Somewhere around 4-5 weeks old Colin’s diaper was green and full of mucous.  I didn’t remember ever seeing green with Colin’s older sister and it concerned me.   I read all the baby books I could find and some said it was no big deal and some mentioned possible food allergies.  (And so began our obsession over what was going on in his diaper.  On any given day there is at least one gathering of all family members at Colin’s changing table to see what is going on in there.)  Our pediatrician thought it might be a lingering side effect of having a cold when he was three weeks old or a possible food sensitivity. He said we could try giving up dairy. So, goodbye cheese!  Arrivederci delicious cream pastas!

As I began removing dairy, even the hidden little sneaky bits in any packaged foods, we saw the number of spit up episodes improve dramatically.  Woohoo!  Less laundry! I traded my dairy for soy products but Colin’s diaper stayed stubbornly green and those windmill arms were waving at us almost every night.  I could see he was uncomfortable and  I became determined to figure out what was going on in my son’s little belly.

Food Protein Induced Enteropathy

I am a stay at home mom to two wonderful, adorable spunky little ones, Hannah (3) and Colin (3 months).    Our life is not terribly exciting  to the outside observer but my hope is that if I can help one other family out there with this blog then I am happy I shared our story.

Our son, Colin has been diagnosed with Food Protein Induced Enteropathy at three months old.  It has been challenging and a huge learning experience so far and we are just getting started.

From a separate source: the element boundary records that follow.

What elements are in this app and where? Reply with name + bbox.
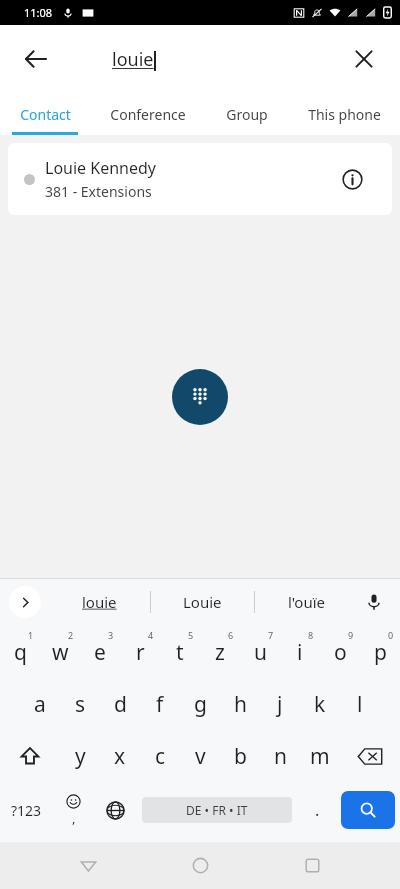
button[interactable]: a	[20, 678, 60, 730]
staticText: e	[94, 638, 106, 667]
staticText: h	[234, 690, 247, 719]
staticText: o	[334, 638, 347, 667]
button[interactable]: p	[360, 626, 400, 678]
staticText: louie	[82, 592, 117, 612]
button[interactable]: c	[140, 730, 180, 782]
staticText: 381 - Extensions	[45, 182, 152, 201]
staticText: Contact	[20, 105, 71, 124]
staticText: q	[14, 638, 27, 667]
button[interactable]: Contact info	[332, 159, 372, 199]
staticText: v	[195, 742, 206, 771]
button[interactable]: Group	[206, 93, 288, 135]
staticText: 2	[68, 629, 74, 641]
button[interactable]: This phone	[288, 93, 400, 135]
button[interactable]: Search	[341, 791, 395, 829]
button[interactable]: f	[140, 678, 180, 730]
staticText: x	[114, 742, 126, 771]
button[interactable]: Back	[64, 842, 112, 889]
staticText: y	[75, 742, 86, 771]
button[interactable]: b	[220, 730, 260, 782]
staticText: d	[114, 690, 127, 719]
button[interactable]: l	[340, 678, 380, 730]
button[interactable]: Backspace	[340, 730, 400, 782]
button[interactable]: j	[260, 678, 300, 730]
button[interactable]: Dialpad	[172, 369, 228, 425]
staticText: w	[52, 638, 69, 667]
button[interactable]: Recent apps	[288, 842, 336, 889]
button[interactable]: o	[320, 626, 360, 678]
staticText: louie	[112, 47, 154, 72]
button[interactable]: More suggestions	[9, 586, 41, 618]
button[interactable]: Louie	[151, 578, 254, 626]
staticText: l	[357, 690, 363, 719]
button[interactable]: n	[260, 730, 300, 782]
button[interactable]: w	[40, 626, 80, 678]
staticText: 5	[188, 629, 194, 641]
button[interactable]: v	[180, 730, 220, 782]
button[interactable]: q	[0, 626, 40, 678]
staticText: Conference	[110, 105, 186, 124]
button[interactable]: s	[60, 678, 100, 730]
staticText: Group	[226, 105, 268, 124]
button[interactable]: .	[298, 782, 336, 838]
button[interactable]: y	[60, 730, 100, 782]
staticText: Louie	[183, 592, 222, 612]
staticText: ?123	[11, 801, 42, 820]
staticText: DE • FR • IT	[186, 802, 248, 818]
button[interactable]: Conference	[90, 93, 206, 135]
staticText: l'ouïe	[288, 592, 326, 612]
button[interactable]: i	[280, 626, 320, 678]
button[interactable]: l'ouïe	[255, 578, 358, 626]
staticText: k	[314, 690, 326, 719]
staticText: 6	[228, 629, 234, 641]
staticText: u	[254, 638, 267, 667]
staticText: 0	[388, 629, 394, 641]
button[interactable]: Voice input	[356, 584, 392, 620]
staticText: b	[234, 742, 247, 771]
button[interactable]: x	[100, 730, 140, 782]
button[interactable]: ?123	[0, 782, 52, 838]
button[interactable]: Change language	[94, 782, 136, 838]
button[interactable]: d	[100, 678, 140, 730]
staticText: g	[194, 690, 207, 719]
staticText: p	[374, 638, 387, 667]
button[interactable]: Clear search	[340, 35, 388, 83]
staticText: This phone	[308, 105, 381, 124]
button[interactable]: louie	[48, 578, 150, 626]
staticText: ,	[72, 809, 76, 827]
staticText: m	[310, 742, 330, 771]
staticText: 1	[28, 629, 34, 641]
button[interactable]: Emoji	[52, 782, 94, 838]
button[interactable]: u	[240, 626, 280, 678]
staticText: n	[274, 742, 287, 771]
staticText: z	[215, 638, 225, 667]
button[interactable]: Contact	[0, 93, 90, 135]
staticText: a	[34, 690, 46, 719]
staticText: s	[75, 690, 86, 719]
button[interactable]: Back	[12, 35, 60, 83]
button[interactable]: Home	[176, 842, 224, 889]
button[interactable]: Louie Kennedy	[8, 143, 392, 215]
staticText: t	[176, 638, 184, 667]
staticText: 8	[308, 629, 314, 641]
button[interactable]: m	[300, 730, 340, 782]
button[interactable]: k	[300, 678, 340, 730]
staticText: 11:08	[24, 5, 53, 20]
staticText: c	[155, 742, 166, 771]
staticText: .	[315, 799, 320, 821]
staticText: 9	[348, 629, 354, 641]
button[interactable]: z	[200, 626, 240, 678]
staticText: 4	[148, 629, 154, 641]
button[interactable]: e	[80, 626, 120, 678]
staticText: j	[277, 690, 283, 719]
button[interactable]: t	[160, 626, 200, 678]
button[interactable]: g	[180, 678, 220, 730]
staticText: r	[136, 638, 145, 667]
button[interactable]: DE • FR • IT	[142, 797, 292, 823]
button[interactable]: r	[120, 626, 160, 678]
button[interactable]: h	[220, 678, 260, 730]
button[interactable]: Shift	[0, 730, 60, 782]
staticText: 3	[108, 629, 114, 641]
staticText: 7	[268, 629, 274, 641]
staticText: i	[297, 638, 303, 667]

It has been hard finding information on this, even our doctor got the medical book out to read it to us, but here is what we think we know so far:

Food Protein Induced Enteropathy is a food allergy that affects the intestines but is different from regular allergies.  It is a non-IgE-mediated disorder so unlike a peanut allergy for instance, skin prick testing most people are familiar with would show up as negative.  It is more like celiac disease.  It usually shows up in the first months of life with diarrhea, vomiting, and/or failure to thrive. Most commonly is is caused by reactions to milk and soy but egg, wheat, rice, chicken and fish can also be triggers. Colin seems to have some other foods that bother him as well, so not sure how that fits.  Children with this can grow out of it, usually by age two or three.  It is similar to but less severe than Food Protein Induced Entercolitis  (FPIES).  Children with Food Protein Enteropahty usually have less vomiting, no bloody diarrhea and less severe reactions to the problem foods.

Diagnosing:  There is no one magic test to diagnosis this.  Most commonly it is discovered when the symptoms appear, other causes are ruled out and the elimination of trigger foods alleviate the symptoms.

Treatment:  For us the treatment involves discovering the trigger foods and trying to eliminate them from my diet since I am breastfeeding.  Since Colin is growing so well our doctor believes breastmilk is doing him a lot of good and is a better choice than the specialized formula he would need if I stop breastfeeding.   In 6 months or so we might try to re-introduce foods or “challenge” them by feeding small amounts and then increasing the dose while watching for reactions.